CORONAVIRUS
Doctors Plead With Utahns To Not Gather For Holidays To Help Avoid Care Rationing
SALT LAKE CITY, Utah – The 16 hospitals in the state that are best equipped to care for COVID-19 patients are being pushed beyond their limits.
According to the latest numbers from the Utah Department of Health, those ICUs are 91.9% full. The threshold for quality care is 85% occupancy.
Facilities across the state have been implementing surge capacity protocols. Now, hospitals are having to face the harsh reality of possibly having to ration care for patients.
Doctors said Utah’s health care workers have managed to help keep the state’s COVID-19 mortality rate low, but that could change if they need to implement crisis standards of care.
Crisis care means health care officials would be tasked with deciding who gets care if there aren’t enough resources to care for every patient.
“If we get to that step, that means we failed,” said Dr.
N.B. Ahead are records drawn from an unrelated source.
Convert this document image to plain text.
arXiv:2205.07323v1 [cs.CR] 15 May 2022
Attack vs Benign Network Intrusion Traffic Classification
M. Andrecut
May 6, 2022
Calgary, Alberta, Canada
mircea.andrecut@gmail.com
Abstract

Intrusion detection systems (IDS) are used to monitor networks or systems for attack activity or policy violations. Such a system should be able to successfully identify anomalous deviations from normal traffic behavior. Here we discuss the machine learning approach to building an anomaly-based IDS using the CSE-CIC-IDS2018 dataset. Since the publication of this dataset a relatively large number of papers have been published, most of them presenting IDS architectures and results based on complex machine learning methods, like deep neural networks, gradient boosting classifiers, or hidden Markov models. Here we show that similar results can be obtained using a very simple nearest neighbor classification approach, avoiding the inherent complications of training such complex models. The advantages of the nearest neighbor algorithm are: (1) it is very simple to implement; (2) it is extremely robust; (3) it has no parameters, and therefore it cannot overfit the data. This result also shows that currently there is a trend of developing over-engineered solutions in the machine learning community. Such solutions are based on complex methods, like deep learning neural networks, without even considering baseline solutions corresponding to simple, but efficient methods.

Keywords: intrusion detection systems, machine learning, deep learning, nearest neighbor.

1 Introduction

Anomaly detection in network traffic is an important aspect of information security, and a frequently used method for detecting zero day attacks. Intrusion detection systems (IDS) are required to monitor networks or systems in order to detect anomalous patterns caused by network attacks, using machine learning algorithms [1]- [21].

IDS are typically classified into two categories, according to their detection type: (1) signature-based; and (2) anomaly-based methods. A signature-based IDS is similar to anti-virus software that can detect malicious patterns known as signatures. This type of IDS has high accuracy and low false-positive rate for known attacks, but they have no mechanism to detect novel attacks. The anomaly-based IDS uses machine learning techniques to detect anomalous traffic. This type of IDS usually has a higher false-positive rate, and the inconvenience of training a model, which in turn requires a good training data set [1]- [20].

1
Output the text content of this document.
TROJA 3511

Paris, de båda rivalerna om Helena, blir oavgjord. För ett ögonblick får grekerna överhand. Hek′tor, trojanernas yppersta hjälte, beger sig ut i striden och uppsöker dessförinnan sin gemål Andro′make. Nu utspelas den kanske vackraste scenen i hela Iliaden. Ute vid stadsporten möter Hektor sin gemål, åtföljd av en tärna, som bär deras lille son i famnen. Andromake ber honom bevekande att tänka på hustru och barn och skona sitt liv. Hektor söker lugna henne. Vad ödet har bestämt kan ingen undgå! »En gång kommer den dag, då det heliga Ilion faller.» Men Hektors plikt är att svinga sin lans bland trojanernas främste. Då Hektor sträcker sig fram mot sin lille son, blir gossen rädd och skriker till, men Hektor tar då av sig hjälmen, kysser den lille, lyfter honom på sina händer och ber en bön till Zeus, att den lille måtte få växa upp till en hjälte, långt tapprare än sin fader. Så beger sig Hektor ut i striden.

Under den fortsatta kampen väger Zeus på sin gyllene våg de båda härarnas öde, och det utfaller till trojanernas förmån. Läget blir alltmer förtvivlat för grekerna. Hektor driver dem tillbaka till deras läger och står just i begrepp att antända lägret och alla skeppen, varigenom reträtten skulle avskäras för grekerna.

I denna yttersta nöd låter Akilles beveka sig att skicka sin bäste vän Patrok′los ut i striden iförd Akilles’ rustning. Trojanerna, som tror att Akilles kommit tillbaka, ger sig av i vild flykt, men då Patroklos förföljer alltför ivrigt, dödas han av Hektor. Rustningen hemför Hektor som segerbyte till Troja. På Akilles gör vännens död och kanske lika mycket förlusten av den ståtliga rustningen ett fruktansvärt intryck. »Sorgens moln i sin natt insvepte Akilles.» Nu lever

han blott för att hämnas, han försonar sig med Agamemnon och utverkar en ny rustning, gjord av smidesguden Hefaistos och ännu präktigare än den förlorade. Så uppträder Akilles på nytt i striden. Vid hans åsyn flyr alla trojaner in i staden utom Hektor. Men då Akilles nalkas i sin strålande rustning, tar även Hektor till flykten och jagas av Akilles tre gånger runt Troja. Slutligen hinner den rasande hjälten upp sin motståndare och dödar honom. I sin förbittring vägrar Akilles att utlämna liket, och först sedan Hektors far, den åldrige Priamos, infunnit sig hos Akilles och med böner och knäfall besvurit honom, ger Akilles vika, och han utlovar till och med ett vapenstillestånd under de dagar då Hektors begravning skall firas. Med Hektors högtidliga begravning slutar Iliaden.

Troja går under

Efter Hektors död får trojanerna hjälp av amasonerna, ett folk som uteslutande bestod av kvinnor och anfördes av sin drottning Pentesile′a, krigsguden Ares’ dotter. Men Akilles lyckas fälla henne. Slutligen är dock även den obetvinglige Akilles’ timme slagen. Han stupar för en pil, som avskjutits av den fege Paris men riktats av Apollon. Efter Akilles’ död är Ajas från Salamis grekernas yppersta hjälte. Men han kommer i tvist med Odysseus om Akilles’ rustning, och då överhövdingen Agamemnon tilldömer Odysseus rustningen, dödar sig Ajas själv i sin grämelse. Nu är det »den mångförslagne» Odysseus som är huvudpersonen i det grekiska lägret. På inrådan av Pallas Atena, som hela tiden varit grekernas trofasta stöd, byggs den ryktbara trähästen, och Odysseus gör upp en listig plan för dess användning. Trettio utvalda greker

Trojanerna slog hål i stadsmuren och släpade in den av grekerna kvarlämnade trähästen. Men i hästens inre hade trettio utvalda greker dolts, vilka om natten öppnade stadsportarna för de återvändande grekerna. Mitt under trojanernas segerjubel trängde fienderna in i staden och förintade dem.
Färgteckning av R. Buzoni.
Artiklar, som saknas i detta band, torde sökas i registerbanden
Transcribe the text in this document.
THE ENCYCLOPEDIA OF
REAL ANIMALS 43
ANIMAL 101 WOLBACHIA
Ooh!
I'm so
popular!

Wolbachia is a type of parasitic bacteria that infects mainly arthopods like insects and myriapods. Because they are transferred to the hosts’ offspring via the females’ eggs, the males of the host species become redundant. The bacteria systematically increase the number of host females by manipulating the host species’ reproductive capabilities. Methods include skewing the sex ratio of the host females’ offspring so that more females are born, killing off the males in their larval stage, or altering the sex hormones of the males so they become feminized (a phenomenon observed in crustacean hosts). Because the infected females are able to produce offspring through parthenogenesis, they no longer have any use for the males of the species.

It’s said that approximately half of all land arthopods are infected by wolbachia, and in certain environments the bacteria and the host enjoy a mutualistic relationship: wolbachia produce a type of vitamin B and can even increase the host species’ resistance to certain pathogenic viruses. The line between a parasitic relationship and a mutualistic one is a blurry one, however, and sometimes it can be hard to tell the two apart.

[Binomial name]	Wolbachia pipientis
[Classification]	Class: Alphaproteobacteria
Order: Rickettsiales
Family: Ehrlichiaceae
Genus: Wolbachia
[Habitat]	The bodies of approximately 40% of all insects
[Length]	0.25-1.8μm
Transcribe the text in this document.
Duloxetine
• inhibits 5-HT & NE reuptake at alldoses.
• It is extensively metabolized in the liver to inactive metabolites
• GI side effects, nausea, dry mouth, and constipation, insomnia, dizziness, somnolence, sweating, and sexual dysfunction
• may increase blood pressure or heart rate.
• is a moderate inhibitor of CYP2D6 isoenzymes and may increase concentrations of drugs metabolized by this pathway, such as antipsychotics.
Todd Vento with Intermountain Healthcare. “We failed as a community. We failed in all ways because we didn’t prevent the transmission in our communities and it came to our hospitals.
He urged Utahns to help prevent having to get to that stage by celebrating Thanksgiving with only the people in their immediate households.
This is not the year to gather for the holidays, he said.
“This is the time to really listen to the public health experts and say, ‘We can prevent a terrible December and January by not doing the things that we would normally do,'” said Dr. Todd Vento with Intermountain Healthcare. “Don’t gather.”